Globally, the waste sector (including wastewater management) accounts for about 3–5% of total greenhouse gas emissions, according to UNEP and IPCC estimates. However, this share varies widely by country. In several island and small states, waste-related emissions can reach 20–30% of national totals. Among the 22 countries where such emissions exceed 15%, more than half are small nations. The highest shares are found in Costa Rica (28%), Ghana (23%), Bulgaria (21%), Eswatini (20%), Bhutan (20%), Georgia (18%), Jordan (17%), El Salvador (16%), Niger (15%), and Syria (15%).

Climate Watch (2021). In. FSWP (2025). “Map 1 - Share of GHG emissions from the waste sector in total emissions, 2021”, Atlas on Waste Management and Climate Change Mitigation, p. 14.

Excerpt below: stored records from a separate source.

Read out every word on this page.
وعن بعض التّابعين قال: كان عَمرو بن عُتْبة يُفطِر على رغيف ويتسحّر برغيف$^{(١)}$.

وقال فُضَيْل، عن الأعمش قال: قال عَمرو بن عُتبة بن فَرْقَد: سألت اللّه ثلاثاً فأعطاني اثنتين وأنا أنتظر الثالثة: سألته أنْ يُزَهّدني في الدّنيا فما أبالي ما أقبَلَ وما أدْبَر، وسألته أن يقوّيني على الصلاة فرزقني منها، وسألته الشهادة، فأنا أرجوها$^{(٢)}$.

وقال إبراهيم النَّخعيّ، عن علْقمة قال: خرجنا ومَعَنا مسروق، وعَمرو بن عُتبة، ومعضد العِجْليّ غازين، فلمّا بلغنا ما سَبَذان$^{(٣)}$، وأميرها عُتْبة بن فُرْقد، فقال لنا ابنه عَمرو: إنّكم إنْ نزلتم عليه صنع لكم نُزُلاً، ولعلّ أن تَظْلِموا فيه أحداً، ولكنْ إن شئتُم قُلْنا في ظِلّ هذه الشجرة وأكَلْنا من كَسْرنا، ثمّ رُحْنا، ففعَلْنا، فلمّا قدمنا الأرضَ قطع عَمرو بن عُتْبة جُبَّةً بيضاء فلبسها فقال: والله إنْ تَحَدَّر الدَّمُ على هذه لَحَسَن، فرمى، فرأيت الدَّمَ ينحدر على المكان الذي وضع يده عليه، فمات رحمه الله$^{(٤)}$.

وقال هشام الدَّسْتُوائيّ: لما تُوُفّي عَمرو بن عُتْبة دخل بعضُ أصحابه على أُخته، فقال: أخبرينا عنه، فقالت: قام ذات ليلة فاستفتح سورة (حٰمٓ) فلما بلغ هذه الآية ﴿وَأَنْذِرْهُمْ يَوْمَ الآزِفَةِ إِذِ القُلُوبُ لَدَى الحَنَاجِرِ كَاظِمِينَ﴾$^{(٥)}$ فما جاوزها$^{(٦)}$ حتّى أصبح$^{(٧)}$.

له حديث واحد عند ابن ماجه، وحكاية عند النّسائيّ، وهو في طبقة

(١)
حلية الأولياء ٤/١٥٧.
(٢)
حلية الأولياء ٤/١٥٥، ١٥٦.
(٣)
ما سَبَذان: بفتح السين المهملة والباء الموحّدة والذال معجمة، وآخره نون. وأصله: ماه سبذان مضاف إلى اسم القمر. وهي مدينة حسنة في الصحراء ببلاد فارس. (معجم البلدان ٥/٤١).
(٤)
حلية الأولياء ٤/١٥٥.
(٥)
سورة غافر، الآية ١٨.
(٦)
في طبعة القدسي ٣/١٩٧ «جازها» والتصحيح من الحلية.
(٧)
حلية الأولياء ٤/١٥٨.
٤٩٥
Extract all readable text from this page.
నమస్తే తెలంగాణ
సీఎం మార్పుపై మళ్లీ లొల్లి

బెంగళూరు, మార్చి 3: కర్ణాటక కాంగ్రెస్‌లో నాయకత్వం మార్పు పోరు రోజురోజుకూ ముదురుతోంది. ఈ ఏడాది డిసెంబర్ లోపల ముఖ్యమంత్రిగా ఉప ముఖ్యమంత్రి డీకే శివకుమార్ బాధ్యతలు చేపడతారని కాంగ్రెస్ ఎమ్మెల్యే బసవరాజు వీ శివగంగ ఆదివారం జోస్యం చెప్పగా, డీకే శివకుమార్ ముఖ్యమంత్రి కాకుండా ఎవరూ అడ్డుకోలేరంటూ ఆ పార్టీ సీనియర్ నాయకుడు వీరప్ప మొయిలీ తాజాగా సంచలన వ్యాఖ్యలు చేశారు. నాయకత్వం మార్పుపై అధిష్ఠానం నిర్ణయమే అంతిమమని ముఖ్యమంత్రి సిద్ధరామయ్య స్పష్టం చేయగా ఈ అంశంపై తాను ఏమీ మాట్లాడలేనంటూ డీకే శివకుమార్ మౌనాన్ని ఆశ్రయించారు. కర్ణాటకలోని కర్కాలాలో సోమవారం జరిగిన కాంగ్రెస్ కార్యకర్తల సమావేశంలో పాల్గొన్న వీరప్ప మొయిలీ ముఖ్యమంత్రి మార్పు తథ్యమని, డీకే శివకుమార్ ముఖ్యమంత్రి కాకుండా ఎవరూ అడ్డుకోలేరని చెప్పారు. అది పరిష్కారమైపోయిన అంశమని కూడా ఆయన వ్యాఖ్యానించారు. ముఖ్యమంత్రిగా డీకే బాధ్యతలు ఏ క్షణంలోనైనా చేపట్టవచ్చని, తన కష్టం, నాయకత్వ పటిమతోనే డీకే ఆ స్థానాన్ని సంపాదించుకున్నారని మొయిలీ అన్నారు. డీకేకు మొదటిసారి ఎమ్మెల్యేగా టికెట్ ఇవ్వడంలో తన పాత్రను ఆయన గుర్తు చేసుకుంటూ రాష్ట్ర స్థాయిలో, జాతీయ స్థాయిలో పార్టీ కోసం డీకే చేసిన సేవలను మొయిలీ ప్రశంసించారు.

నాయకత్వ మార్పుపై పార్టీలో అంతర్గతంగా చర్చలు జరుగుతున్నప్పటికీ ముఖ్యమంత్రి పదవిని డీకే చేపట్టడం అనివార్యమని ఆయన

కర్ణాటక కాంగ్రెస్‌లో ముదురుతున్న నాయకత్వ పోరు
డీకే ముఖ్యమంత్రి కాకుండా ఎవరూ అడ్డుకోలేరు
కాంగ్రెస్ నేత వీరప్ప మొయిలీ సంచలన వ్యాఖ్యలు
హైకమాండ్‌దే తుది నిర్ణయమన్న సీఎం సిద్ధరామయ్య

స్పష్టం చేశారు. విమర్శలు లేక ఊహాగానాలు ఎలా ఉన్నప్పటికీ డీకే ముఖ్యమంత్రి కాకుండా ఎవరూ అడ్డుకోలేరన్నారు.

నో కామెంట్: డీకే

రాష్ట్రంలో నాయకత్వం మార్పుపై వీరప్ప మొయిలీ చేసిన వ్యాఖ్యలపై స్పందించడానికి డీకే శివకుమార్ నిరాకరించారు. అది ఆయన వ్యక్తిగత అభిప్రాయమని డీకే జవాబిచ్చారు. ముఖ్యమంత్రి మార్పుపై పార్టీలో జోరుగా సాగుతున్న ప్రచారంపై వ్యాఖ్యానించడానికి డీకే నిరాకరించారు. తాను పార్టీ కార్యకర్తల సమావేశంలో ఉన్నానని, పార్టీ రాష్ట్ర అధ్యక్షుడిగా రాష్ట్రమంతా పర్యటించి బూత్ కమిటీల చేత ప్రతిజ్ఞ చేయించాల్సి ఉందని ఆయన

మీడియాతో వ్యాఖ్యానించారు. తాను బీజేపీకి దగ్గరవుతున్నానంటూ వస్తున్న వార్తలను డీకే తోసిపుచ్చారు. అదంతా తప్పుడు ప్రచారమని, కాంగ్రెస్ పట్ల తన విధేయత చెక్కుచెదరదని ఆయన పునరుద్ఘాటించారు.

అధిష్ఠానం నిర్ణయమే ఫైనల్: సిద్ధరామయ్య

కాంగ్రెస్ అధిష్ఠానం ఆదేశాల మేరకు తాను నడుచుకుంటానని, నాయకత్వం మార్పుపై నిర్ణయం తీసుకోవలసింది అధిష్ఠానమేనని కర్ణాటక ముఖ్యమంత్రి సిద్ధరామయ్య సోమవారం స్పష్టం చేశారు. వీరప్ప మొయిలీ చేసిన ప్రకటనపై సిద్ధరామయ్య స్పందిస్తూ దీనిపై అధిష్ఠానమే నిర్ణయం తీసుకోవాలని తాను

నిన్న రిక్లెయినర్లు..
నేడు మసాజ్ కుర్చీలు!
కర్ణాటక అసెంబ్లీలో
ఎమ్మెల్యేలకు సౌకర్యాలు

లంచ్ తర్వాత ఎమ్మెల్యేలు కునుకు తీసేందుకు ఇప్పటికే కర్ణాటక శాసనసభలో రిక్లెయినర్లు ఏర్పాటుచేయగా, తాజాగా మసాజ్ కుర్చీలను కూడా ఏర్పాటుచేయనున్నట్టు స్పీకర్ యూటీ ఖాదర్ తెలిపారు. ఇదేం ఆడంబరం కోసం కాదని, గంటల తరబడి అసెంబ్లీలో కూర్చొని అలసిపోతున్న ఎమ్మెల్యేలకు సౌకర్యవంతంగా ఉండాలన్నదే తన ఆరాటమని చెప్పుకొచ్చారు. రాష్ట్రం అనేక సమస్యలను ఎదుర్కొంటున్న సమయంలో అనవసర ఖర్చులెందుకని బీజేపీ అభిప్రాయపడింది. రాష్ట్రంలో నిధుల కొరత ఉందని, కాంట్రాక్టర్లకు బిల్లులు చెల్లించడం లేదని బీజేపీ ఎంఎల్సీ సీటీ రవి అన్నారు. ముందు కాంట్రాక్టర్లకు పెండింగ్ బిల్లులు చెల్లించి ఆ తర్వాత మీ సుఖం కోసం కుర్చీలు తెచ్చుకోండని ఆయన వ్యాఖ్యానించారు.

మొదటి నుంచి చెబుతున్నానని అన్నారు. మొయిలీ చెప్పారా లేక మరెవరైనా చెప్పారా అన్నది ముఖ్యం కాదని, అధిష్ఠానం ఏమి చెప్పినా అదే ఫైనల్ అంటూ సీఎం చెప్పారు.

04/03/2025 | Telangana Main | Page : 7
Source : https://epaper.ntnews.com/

There are three main levers for reducing GHG emissions from the waste sector:

Prevention

This first lever relies on resource-efficient consumption, eco-design, and the “8Rs” (refuse, rethink, reduce, reuse, repair, refurbish, remanufacture and repurpose).
Implementing this approach — which reduces waste generation — offers the greatest mitigation potential. Special attention should be given to food waste, to prevent emissions from unnecessary production and from its treatment, which can become a major source of methane emissions.

Managing Biowaste and Eliminating Open Burning

This second lever focuses on implementing waste management practices consistent with ESM, whose main objective — as defined by the Basel Convention — is the protection of health and the environment. It is estimated that nearly 40% of municipal waste generated worldwide is poorly managed. Landfilling waste in sites that do not apply sound construction and operation practices results in methane emissions.

Open burning or spontaneous fires at dumpsites produce black carbon — both of which have strong warming effects. Reducing these emissions represents a major opportunity for climate mitigation, while also protecting health and the environment.
Methane remains in the atmosphere for about 12 years and has a global warming potential 84 times greater than CO₂ over that period.

Because methane emissions have a strong short-term impact, actions taken now can deliver immediate benefits in slowing the warming trend.

Recovery of Recycled Materials and Energy from Waste

This third lever promotes waste treatment methods that avoid emissions which would otherwise occur through fossil fuel consumption in other sectors (e.g., industry, district heating).

Energy can be recovered from:
• Anaerobic digestion of organic waste,
• Biogas capture from engineered landfills,
• Waste to Energy plants (WtE), or
• Refused Derived Fuel (RDF) production.

This lever represents the final link in the transition toward a circular economy, but prevention will always remain the top priority for reducing not only climate impacts, but also pollution and biodiversity loss.

FSWP (2025). “Figure 11 - Opportunities for energy recovery”, Atlas on Waste Management and Climate Change Mitigation, p. 40.

Enhancing circular economy

Enhancing circular economy is a means to conserve resources so that they can be used several times for various usages after their extraction (primarily as raw materials or, if not feasible, in the form of energy). Beyond being necessary to address planetary boundaries, circular economy can be, and must be designed to also reduce GHG emissions when producing needed goods.

Waste sector professionals’ role is to support all economic sectors by contribute to eco-design and supplying low-carbon raw materials and energy Waste sector professionals inform production processes that facilitate low carbon recycling and resources recovery.